相手は3人、剣術の達人に、ビームソード、
そして大本が分からない気配の無い弾丸の嵐。
「ッたく、切がねえ!」
「〜〜〜〜〜〜〜〜〜♪…次は強烈よ?サクラ作、鬼さんこちら、手のなる方へお聴きください」
一曲を歌い終わると次に歌い始めるのは前に
歌っていた歌よりも、
更に破壊に長けた、強烈な物へと強くなっていく。
その声に当てられたのか、3人の動きが鈍る。
その隙を見逃さず、白刃のナイフが空を舞い、
2人を仕留めた。
残るは土方…?
ひざを突いたまま動かない…死んでいる?
そんな馬鹿な!?
「最終章、鬼さんこちら、手のなる方へ。万物火葬曲」
サクラは全員が倒れたにもかかわらず歌い続ける。
その歌声が聞こえる範囲の物が、
終に自然発火し燃え出すと、
3km先の火薬庫が大爆発を起し、地面が陥没、
残っているのはサクラと俺の立っている地面だけとなった。
その爆発に気が付いたのか、サクラが歌うのを止め、
俺の方を向く。
「もう、私達だけなんだね。殺しあわないと行けないんだね、殺されないといけないんだね」
「待てよ、お前が殺される事は無いから」
「生き残れるのは1人だけ…くたばるのはお前だァ!」
まだ見たことの無い人格か!?
銃を俺に向けて躊躇なく発砲、
澄んだ綺麗な空が俺にはその瞬間、
紅く染まって見えた。
死ぬのか…?
「ダメ!逝っちゃダメ!」
シア・・・かな?
何か言ってるけど、もう聞こえないよ。
だって、死んだんだからさ。
でも、まだ死ねないみたいだ、
今のうちに伝えておくよ、
俺が…今までどうしてたかって…。
「シア、孤児院のシスターに伝えてくれよ。
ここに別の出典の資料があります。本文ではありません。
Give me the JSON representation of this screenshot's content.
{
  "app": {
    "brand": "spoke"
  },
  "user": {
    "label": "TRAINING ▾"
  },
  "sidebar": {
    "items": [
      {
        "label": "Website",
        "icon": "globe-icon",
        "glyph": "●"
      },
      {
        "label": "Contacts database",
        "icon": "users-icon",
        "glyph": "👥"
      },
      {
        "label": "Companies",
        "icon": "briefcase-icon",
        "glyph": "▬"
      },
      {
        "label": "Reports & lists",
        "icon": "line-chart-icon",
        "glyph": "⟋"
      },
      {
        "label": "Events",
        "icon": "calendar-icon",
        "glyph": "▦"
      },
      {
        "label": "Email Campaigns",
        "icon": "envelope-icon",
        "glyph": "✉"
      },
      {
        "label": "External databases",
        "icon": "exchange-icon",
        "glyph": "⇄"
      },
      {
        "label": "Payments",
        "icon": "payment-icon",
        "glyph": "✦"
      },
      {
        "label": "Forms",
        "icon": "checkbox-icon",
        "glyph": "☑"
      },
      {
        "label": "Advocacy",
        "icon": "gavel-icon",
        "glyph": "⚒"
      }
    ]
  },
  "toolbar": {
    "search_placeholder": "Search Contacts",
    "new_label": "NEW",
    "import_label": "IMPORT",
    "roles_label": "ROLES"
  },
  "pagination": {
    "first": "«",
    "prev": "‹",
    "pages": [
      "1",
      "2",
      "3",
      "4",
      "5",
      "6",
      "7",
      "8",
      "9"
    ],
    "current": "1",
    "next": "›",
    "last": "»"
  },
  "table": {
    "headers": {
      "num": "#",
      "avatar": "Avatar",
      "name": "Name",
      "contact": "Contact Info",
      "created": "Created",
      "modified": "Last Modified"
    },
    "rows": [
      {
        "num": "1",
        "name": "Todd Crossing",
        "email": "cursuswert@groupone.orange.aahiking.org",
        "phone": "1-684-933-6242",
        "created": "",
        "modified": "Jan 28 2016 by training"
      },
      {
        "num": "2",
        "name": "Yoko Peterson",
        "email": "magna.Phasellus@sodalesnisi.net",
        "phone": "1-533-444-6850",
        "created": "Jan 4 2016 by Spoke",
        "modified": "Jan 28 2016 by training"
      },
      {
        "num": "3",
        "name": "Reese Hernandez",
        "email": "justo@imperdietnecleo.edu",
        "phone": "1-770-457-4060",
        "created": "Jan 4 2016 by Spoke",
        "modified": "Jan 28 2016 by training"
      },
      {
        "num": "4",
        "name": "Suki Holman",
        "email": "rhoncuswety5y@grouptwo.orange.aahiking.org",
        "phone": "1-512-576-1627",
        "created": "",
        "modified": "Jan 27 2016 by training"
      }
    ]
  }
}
俺、死んだんだっ……て。お前にも一個……頼みがある」
「恭ちゃん…」
「コレ、大事に持っててくれないかな?俺が大切にしてきた物だ、壊したりしたら…承知しねえからな。俺は捕まってから確信した事がある。…それは、政府の奴等はとんでもない実験に囚人を……」
その言葉が最後、白刃は動かなくなった。
シアの手には、青白いビー玉のような物がついたペンダントが握らされていた。
そして…
ドン!
一発の銃声がシアを突き抜けた。
「よし、その女を回収しろ。他の瀕死の奴等もだ、…コイツはダメだな」
顔面の半分以上が焦げて倒れている土方を見て呟く。
「………なんか大変な事になりそうだな」
政府の生物実験機関の人間を、
土方は死んだように倒れたまま見送った。